The vans look much as they did when their first owners took them camping 150,000 miles ago, with some notable exceptions:

•High-end, iPod-compatible stereo systems have been installed.

“We know music and camping go together,” Quinnett said.

•Each van is retrofitted with heavy-duty bumpers.

“That was a stroke of genius,” he said. “The first guy who rented one, a family friend, backed up and into a tree just getting out of the driveway.”

These Westfalia “Weekender” vans – which sleep four and seat up to seven – do not have the bells and whistles of the “camper” vans, such as water tanks or propane refrigerators and stoves.

“All of that stuff adds weight and absorbs space,” he said. “It’s too easy to take your own water containers and coolers and customize exactly what you need for your trip.”

“As a rental vehicle,” Rachelle added, “we didn’t want to include a two-burner stove that some people would use to fry a couple pounds of bacon.”

She recommends renting the propane-fired Coleman Road Trip barbecue stove/grill and cooking under the awning (that pulls out from the van’s sliding door).

The Quinnett’s have van-camping down to a science, and they even offer Dragonfly events, where they facilitate group trips.

“Last year we worked with a snowboarding group to Mount Hood and hosted the Santa Cruz surfing group to Coldwater Classic at Lapush,” Quinnett said.

“Half the experience is learning all you can do with these vans,” he said, pointing out how to rig a solar shower under the hatchback.

“The vans are ideal for traveling with kids,” Rachelle said. “You can be out of the rain, lounging or changing diapers in comfort.”

While they get 17-20 miles per gallon, these are green machines, Quinnett said.

“They say 25 percent of a vehicle’s carbon footprint is in the manufacturing before it starts rolling down the street,” he said. “That’s why we keep them on the road.

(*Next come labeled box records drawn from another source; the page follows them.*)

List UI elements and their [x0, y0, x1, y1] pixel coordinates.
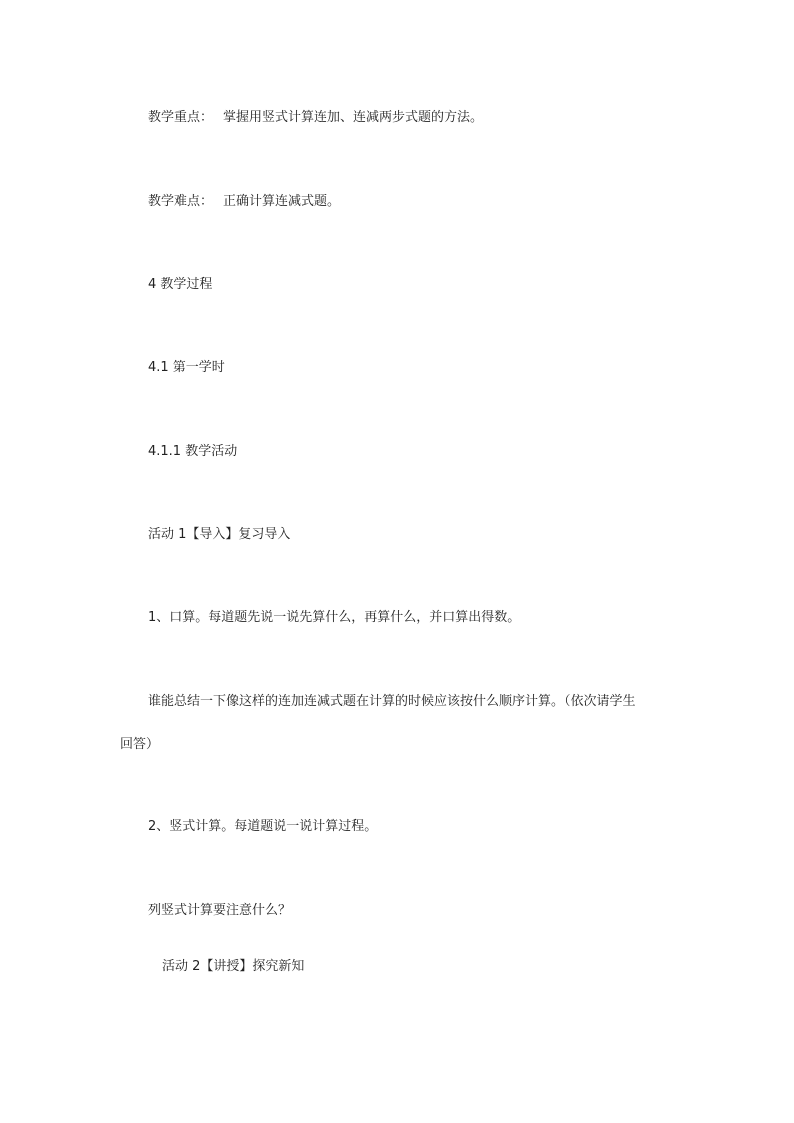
key-point-label: 教学重点： [148, 110, 214, 125]
difficulty-text: 正确计算连减式题。 [223, 194, 341, 209]
activity-1-heading: 活动 1【导入】复习导入 [148, 527, 291, 542]
section-heading-4-1: 4.1 第一学时 [148, 360, 225, 375]
question-1-line-1: 谁能总结一下像这样的连加连减式题在计算的时候应该按什么顺序计算。（依次请学生 [148, 694, 636, 709]
question-1-line-2: 回答） [120, 737, 160, 752]
teaching-difficulty [148, 195, 340, 208]
activity-2-heading: 活动 2【讲授】探究新知 [162, 959, 305, 974]
difficulty-label: 教学难点： [148, 194, 214, 209]
key-point-text: 掌握用竖式计算连加、连减两步式题的方法。 [223, 110, 484, 125]
section-heading-4: 4 教学过程 [148, 277, 213, 292]
section-heading-4-1-1: 4.1.1 教学活动 [148, 444, 238, 459]
teaching-key-point [148, 111, 483, 124]
item-2-paragraph: 2、竖式计算。每道题说一说计算过程。 [148, 819, 378, 834]
question-2-paragraph: 列竖式计算要注意什么？ [148, 903, 292, 918]
item-1-paragraph: 1、口算。每道题先说一说先算什么，再算什么，并口算出得数。 [148, 610, 521, 625]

They’ve paid their carbon dues.”

Renting one of these vans isn’t cheap, but it’s an affordable option to owning, licensing, insuring and storing any other RV for the few times many of them are used each year, he said.

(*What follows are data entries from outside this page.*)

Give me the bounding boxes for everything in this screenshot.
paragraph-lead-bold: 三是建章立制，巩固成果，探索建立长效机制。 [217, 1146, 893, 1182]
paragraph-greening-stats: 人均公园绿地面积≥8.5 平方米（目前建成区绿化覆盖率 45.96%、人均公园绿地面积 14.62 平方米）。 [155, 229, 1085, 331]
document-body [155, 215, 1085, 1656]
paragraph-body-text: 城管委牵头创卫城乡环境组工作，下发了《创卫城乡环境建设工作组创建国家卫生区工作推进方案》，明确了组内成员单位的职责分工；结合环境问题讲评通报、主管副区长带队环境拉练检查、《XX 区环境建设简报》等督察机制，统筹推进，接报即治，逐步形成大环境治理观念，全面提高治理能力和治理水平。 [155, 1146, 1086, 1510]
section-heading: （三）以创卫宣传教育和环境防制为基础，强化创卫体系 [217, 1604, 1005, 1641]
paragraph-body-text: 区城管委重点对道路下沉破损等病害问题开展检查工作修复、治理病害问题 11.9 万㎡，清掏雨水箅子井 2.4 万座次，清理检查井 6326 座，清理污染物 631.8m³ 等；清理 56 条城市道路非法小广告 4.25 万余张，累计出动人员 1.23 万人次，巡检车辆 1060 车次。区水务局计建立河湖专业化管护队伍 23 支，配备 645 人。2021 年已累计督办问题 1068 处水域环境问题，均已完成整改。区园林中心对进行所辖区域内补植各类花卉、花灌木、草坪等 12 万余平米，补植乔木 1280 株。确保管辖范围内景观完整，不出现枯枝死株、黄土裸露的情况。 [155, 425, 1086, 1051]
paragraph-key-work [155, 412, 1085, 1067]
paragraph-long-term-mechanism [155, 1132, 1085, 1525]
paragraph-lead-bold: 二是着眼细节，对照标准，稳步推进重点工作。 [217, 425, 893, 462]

“Best of all, these vans turn heads and quick-start conversations,” he said.

After all the work he’s put into the vans, Quinnett admits he doesn’t turn them loose with just anyone.

“My target audience is people with a certain level of respect for what they’re using,” he said. “Nobody under 25.

“The experience can grow on you. In the time I’ve been doing this, at least 15 people who’ve tried these vans have ended up getting their own, even though a restored model goes for at least $18,000.

“These are not 1978 Chevy van that have been beaten to a pulp.

“These are vehicles that are increasing in value. It’s a unique experience.”